The Hindu Mahasabha has renewed the call for handing over of disputed religious sites at Kashi and Mathura to Hindus in the interest of brotherhood.
This comes just days after another Hindu body, the Vishwa Bhadra Pujari Purohit Mahasangh moved the Supreme Court of India to challenge an Act that stipulates maintenance of the religious character of places as they existed on August 15, 1947. In response, the Jamiat-Ulema-e-Hind, an organisation of Muslim scholars, has also approached the apex court with a petition that any plea by Hindu groups in the Kashi or Mathura disputes should not be entertained.
Chakrapani Maharaj, president of the Hindu Mahasabha said that had it not been for the COVID-19 pandemic, the body would have started building awareness among Hindus to demand that they claim what is rightfully theirs.

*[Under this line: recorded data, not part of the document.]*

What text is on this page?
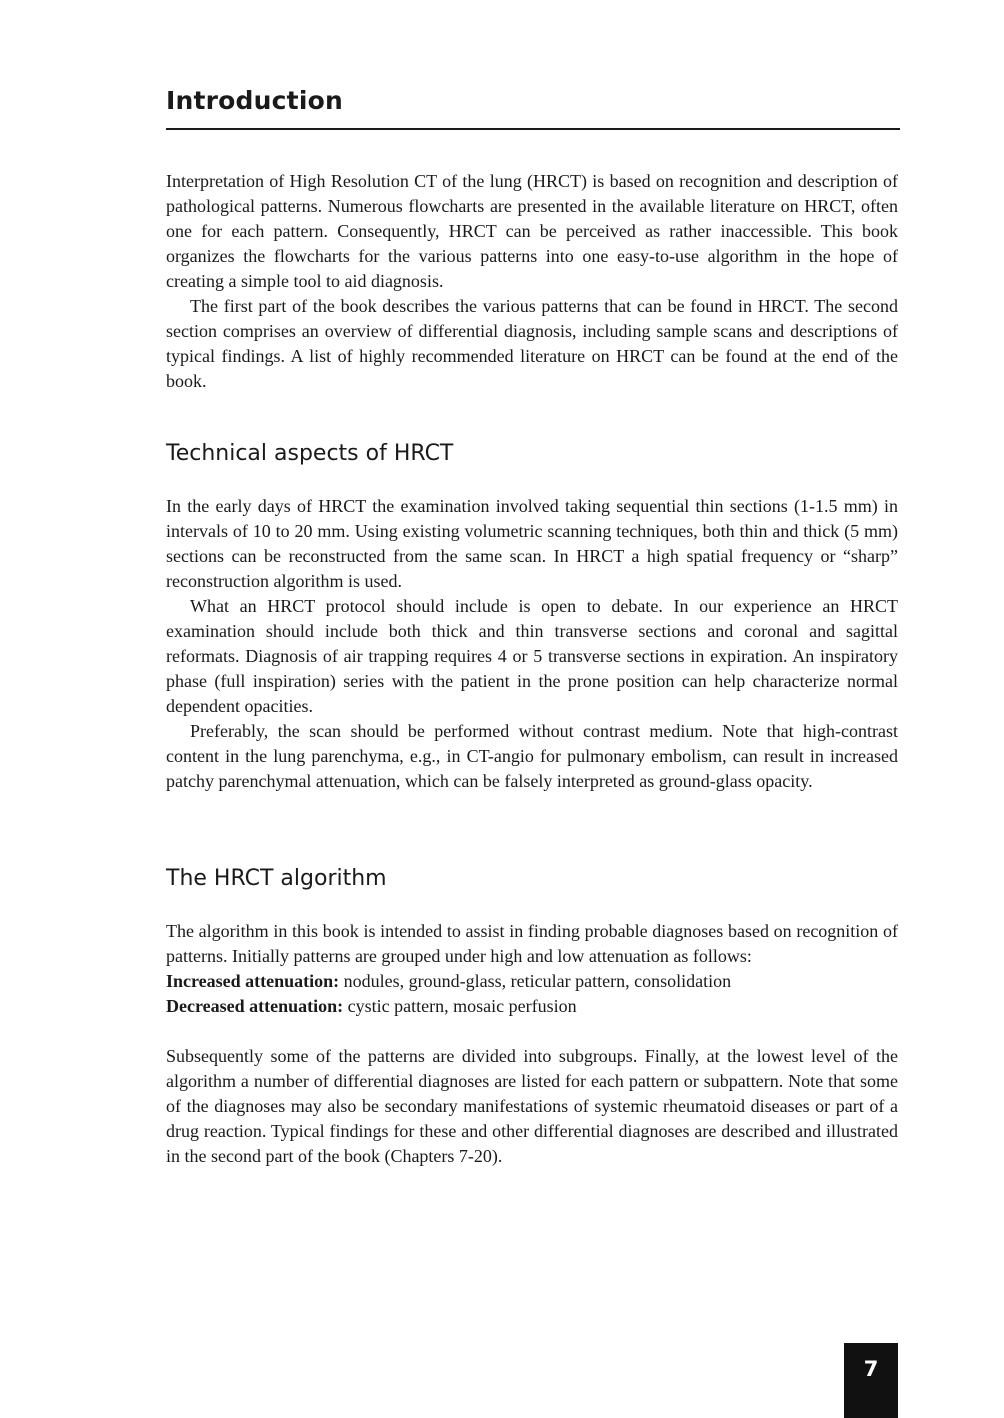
Introduction

Interpretation of High Resolution CT of the lung (HRCT) is based on recognition and description of pathological patterns. Numerous flowcharts are presented in the available literature on HRCT, often one for each pattern. Consequently, HRCT can be perceived as rather inaccessible. This book organizes the flowcharts for the various patterns into one easy-to-use algorithm in the hope of creating a simple tool to aid diagnosis.

The first part of the book describes the various patterns that can be found in HRCT. The second section comprises an overview of differential diagnosis, including sample scans and descriptions of typical findings. A list of highly recommended literature on HRCT can be found at the end of the book.

Technical aspects of HRCT

In the early days of HRCT the examination involved taking sequential thin sections (1-1.5 mm) in intervals of 10 to 20 mm. Using existing volumetric scanning techniques, both thin and thick (5 mm) sections can be reconstructed from the same scan. In HRCT a high spatial frequency or “sharp” reconstruction algorithm is used.

What an HRCT protocol should include is open to debate. In our experience an HRCT examination should include both thick and thin transverse sections and coronal and sagittal reformats. Diagnosis of air trapping requires 4 or 5 transverse sections in expiration. An inspiratory phase (full inspiration) series with the patient in the prone position can help characterize normal dependent opacities.

Preferably, the scan should be performed without contrast medium. Note that high-contrast content in the lung parenchyma, e.g., in CT-angio for pulmonary embolism, can result in increased patchy parenchymal attenuation, which can be falsely interpreted as ground-glass opacity.

The HRCT algorithm

The algorithm in this book is intended to assist in finding probable diagnoses based on recognition of patterns. Initially patterns are grouped under high and low attenuation as follows:

Increased attenuation: nodules, ground-glass, reticular pattern, consolidation

Decreased attenuation: cystic pattern, mosaic perfusion

Subsequently some of the patterns are divided into subgroups. Finally, at the lowest level of the algorithm a number of differential diagnoses are listed for each pattern or subpattern. Note that some of the diagnoses may also be secondary manifestations of systemic rheumatoid diseases or part of a drug reaction. Typical findings for these and other differential diagnoses are described and illustrated in the second part of the book (Chapters 7-20).

7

“Multiple times during the case for the Ram Janmabhoomi, our Muslim brothers were invited for a reconciliation but they resisted. If they were to hand over the sites at Kashi and Mathura to Hindus it would send out a message of peace to the world”, Chakrapani told THE WEEK.
He added that the Mahasabha’s plan was to conduct yatras to awaken Hindus to lay claim to these sites and seek legal remedies if all else failed. “In no way are we planning anything anti-Muslim. Our focus is that Hindus must be aware that their places of worship had been plundered and forcibly converted by Mughal attackers”, he said.
“Babar was an attacker and nowhere in the country should land be given in his name,” Chakrapani said in reference to the five-acre land that has been given to Muslims after the Supreme Court judgment in the Ayodhya land dispute, in November 2019, which concluded that a temple had existed at the site.
Chakrapani said that there were many sites across the country that were disputed, such as the Taj Mahal which is held by some to be a Shiva temple. “But we are not talking about the hundreds of temples and sites that were desecrated by invaders. Kashi and Mathura, however, are of great significance to Hindus,” he said.
The Gyanvapi mosque in Varanasi exists in the complex of the Kashi Vishwanath temple dedicated to Lord Shiva. In Mathura, the Shahi Idgah mosque stands adjacent to the temple complex which marks the birthplace of Lord Krishna. Both structures are held to have been built by razing previously existing temples.
The Vishwa Hindu Parishad (VHP), however, has not proclaimed its intent to lay claim to these sites.
Sharad Sharma, Ayodhya based spokesperson for the VHP, told THE WEEK: “The matter has not been discussed within the body. It is a normal sentiment for Hindus to demand that these sites be handed over to them because of the deep religious connections. We have been able to free one site (Ram Janmabhoomi in Ayodhya) after so many years. Our focus is just that a grand temple be built there.”